Regarding a convergence of stories about truth tellers: Last week I watched The Most Dangerous Man in America (2009), about Daniel Ellsberg’s decision to shred the web of lies spun by government officials in their successful effort to pursue full-scale war in Vietnam. I’d forgotten how extraordinary Ellsberg was — he was a government insider who’d tried to make himself believe his colleagues were honest and the war worth pursuing — and how much the American justice system has changed since he presented the New York Times with a copy of the Pentagon Papers in 1971.
Ellsberg was arrested and charged under the Espionage Act, but he remained free for two years, speaking out against the war, until his trial began.

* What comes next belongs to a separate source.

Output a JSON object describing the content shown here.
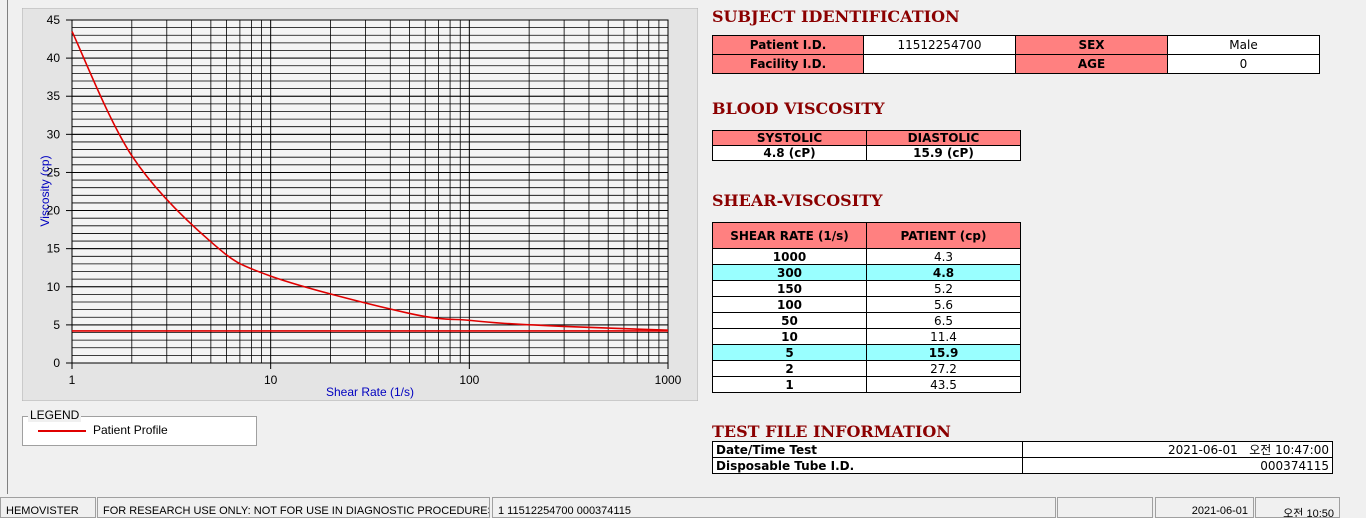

Charges were dismissed after evidence of government misconduct — illegal wiretapping, the ridiculous Watergate break-in, and so on — was brought to light.
Watching the film, I wondered what would happen to Ellsberg if he’d blown the whistle on government liars in, say, 2013. Would he be out on bail and allowed to speak freely? Here’s Ellsberg answering those questions in a piece about whistleblower Edward Snowden:
I hope Snowden’s revelations will spark a movement to rescue our democracy, but he could not be part of that movement had he stayed here. There is zero chance that he would be allowed out on bail if he returned now and close to no chance that, had he not left the country, he would have been granted bail. Instead, he would be in a prison cell like Bradley Manning, incommunicado.
He would almost certainly be confined in total isolation, even longer than the more than eight months Manning suffered during his three years of imprisonment before his trial began recently. The United Nations Special Rapporteur for Torture described Manning’s conditions as “cruel, inhuman and degrading.” (That realistic prospect, by itself, is grounds for most countries granting Snowden asylum, if they could withstand bullying and bribery from the United States.)
Snowden believes that he has done nothing wrong. I agree wholeheartedly. More than 40 years after my unauthorized disclosure of the Pentagon Papers, such leaks remain the lifeblood of a free press and our republic. One lesson of the Pentagon Papers and Snowden’s leaks is simple: secrecy corrupts, just as power corrupts.
If freedom to leak information about corruption in government is the country’s lifeblood, then we’re badly in need of a transfusion. And if we’re counting on the mainstream press to fight for its right to report corruption, as it fought in Ellsberg’s time, we are truly screwed. It’s worth noting that prominent mainstream journalists — the dopey David Gregory and Wall Street sycophant Andrew Ross Sorkin come to mind — have behaved like mouthpieces for the government in their coverage of the Snowden story.
Ominously, the major news outlets are becoming more timid — more tightly controlled by their corporate owners — at the same time the government is using police-state tactics to make it harder for activists to protest the government’s attack on free speech and other rights we once took for granted.
Future historians will write volumes about America’s transition from democracy to police state in the decade following the 9/11 attacks. They will note that the free press’s last hurrah in an adversarial role with government took place in the 1970s, and that Americans, by and large, turned out to be just as inclined to accept government tyranny as Germans in the 1930s.